What if You Could Live in All Your Parallel Universes at Once?
“I liked the neatness of those times,” says Prof. Garrett Adams, the ruminative protagonist of Laurel Brett’s clever debut novel, “The Schrödinger Girl.” Those times are the 1950s, a decade Garrett admits had its problems, but he nonetheless longs for the containment of its routines, its boundaries. Unlike the confusing ’60s, its music, fashion, the youth. He doesn’t get what is so revolutionary about the now.
Yet all this is about to change, when he meets the right girl. And Daphne is a girl, he notices immediately, of approximately 16. But Brett smartly veers her story away from the expected one, despite the allusions to “Alice in Wonderland” and Ovid’s “Metamorphoses.” In a manifestation of the theoretical hypothesis of parallel universes, Daphne soon becomes four Daphnes, each with her own personality and interests. The first is a top student, the others a high school dropout, a political activist, a bohemian artist’s muse. Each Daphne interacts with Garrett on a discrete timeline. So much for the bygone order of the ’50s.
Garrett’s academic studies ground his personal conundrum in a scientific one: that of Schrödinger’s cat. In 1935, the Austrian physicist Erwin Schrödinger conducted an experiment that proposed a dual reality in which a single cat could be at once dead and alive. Two decades later, the physicist Hugh Everett similarly postulated, in his “Many-Worlds Interpretation,” that “all possible future histories are real.” Unobserved, a Daphne could be one of many hypothetical entities, but once Garrett observes a particular iteration of her, the other possibilities collapse. According to the parallel-universe paradox, two Daphnes cannot meet. But whether they know of each other is, enticingly, unclear.

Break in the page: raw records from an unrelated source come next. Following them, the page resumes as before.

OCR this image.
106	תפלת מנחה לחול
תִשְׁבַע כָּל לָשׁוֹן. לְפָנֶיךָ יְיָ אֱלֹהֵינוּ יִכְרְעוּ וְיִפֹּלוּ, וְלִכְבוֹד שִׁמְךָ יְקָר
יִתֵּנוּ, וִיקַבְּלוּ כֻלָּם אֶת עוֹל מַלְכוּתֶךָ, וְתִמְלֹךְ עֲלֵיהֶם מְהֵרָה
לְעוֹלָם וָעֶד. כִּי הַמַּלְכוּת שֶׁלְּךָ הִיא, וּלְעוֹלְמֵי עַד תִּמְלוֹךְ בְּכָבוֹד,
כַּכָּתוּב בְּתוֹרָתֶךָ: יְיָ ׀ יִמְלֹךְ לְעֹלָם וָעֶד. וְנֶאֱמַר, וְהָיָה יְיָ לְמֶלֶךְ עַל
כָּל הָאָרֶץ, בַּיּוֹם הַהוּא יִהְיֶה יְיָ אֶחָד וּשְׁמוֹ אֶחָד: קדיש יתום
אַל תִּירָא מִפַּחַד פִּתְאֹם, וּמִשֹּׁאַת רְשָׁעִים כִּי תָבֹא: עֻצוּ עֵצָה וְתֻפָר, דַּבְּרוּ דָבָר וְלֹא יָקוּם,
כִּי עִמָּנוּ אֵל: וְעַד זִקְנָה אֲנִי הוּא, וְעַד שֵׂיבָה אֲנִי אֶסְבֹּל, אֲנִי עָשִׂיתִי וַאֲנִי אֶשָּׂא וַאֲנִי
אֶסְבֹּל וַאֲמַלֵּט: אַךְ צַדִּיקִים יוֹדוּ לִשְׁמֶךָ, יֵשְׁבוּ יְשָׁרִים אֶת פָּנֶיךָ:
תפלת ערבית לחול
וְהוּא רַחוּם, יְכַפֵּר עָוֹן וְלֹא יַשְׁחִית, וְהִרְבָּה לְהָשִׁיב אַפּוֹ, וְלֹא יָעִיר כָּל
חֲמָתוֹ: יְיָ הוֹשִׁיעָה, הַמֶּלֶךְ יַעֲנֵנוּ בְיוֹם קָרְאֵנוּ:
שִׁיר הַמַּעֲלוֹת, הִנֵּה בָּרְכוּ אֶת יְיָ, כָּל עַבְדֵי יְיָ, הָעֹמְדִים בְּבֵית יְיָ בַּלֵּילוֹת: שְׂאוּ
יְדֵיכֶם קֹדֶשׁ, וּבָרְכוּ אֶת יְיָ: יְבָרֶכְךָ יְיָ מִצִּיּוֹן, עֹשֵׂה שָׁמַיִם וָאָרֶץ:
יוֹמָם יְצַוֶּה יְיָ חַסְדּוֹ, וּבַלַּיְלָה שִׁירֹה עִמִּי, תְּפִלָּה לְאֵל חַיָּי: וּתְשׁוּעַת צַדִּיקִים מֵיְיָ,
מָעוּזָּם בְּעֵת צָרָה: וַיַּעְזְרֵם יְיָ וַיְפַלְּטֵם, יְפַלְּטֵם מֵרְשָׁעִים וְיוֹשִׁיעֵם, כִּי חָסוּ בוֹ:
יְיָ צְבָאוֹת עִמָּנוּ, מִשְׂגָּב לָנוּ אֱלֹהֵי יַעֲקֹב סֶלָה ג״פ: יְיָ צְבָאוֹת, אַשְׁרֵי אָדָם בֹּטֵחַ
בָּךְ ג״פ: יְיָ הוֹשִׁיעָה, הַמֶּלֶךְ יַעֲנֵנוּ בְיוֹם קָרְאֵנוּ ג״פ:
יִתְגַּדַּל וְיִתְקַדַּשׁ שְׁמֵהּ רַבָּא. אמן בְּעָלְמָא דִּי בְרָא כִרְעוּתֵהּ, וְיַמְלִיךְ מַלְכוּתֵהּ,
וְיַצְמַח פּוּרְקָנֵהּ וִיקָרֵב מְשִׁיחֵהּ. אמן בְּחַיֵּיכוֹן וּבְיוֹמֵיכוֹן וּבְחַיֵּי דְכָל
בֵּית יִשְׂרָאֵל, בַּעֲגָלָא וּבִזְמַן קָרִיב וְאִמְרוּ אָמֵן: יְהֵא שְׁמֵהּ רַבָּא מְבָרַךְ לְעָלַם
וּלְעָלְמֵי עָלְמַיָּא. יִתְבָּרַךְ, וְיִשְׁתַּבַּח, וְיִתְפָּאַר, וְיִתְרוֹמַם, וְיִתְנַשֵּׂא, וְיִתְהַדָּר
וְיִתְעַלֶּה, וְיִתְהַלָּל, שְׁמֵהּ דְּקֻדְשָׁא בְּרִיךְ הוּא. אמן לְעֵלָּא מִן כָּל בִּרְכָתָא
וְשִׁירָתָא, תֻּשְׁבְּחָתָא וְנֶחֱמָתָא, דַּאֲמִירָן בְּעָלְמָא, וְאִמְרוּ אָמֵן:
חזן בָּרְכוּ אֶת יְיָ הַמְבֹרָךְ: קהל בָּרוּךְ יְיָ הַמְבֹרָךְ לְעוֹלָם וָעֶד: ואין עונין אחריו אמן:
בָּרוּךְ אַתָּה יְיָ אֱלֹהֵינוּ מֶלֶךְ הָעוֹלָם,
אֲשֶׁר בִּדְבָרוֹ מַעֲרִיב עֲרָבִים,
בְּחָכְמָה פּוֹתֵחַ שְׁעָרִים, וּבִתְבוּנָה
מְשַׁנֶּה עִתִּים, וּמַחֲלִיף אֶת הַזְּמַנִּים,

Brett’s novel is a rare page turner that avoids the obvious traps. These girls are their decade personified, multifaceted and difficult, but then so is Garrett, with his troubled past, his acid-fueled musings, his ambient lust — all woven together effortlessly, without excessive mysticism or nostalgia. In fact we’re so immersed in his adventure that we go long stretches without encountering a single Daphne. In these gaps I found myself taking stock of that era in American history: As hopeless as it all seems to us now, in hindsight — the assassinations, Vietnam, the riots — people were still buoyant with hope, for realities other than theirs. Perhaps “what-ifs” are the root of change.
While spellbound by Brett’s clean prose and obvious intellect, I finished the book wondering if the follow-through was as masterful as the setup. Or had I simply become one of Garrett’s students? Bored with his “prosaic,” “stifling” syllabus, he presents the four-Daphnes problem to his psychology class as a way of exploring “consciousness expansion,” and suddenly, the book reads as a smitten teacher’s stimulating thought exercise that can have no satisfactory outcome. I could have done without many of the metaphors for the Schrödinger girls — “each in her own perfect, iridescent-transparent bubble,” each “a refracted ray of light,” each one of “the many phases of the moon” — their differences gratuitously reiterated when I already knew them well. The prose at times struck me as whimsical (“Art, myth and science presided over the mystery together. Are they really different?”), if not logically faulty (wouldn’t Garrett have known that nothing in quantum mechanics scales beyond the size of the atom?). But perhaps any more rigor would ruin the story’s essence, one that starts with Garrett in a bookstore, listening to a mother read Lewis Carroll’s chapter “Down the Rabbit-Hole.” So why not let Garrett indulge a little? His pursuit is maddening, because it should be. But the more impossible his reality becomes, the greater the potential for, as the professor says, “transcendence.”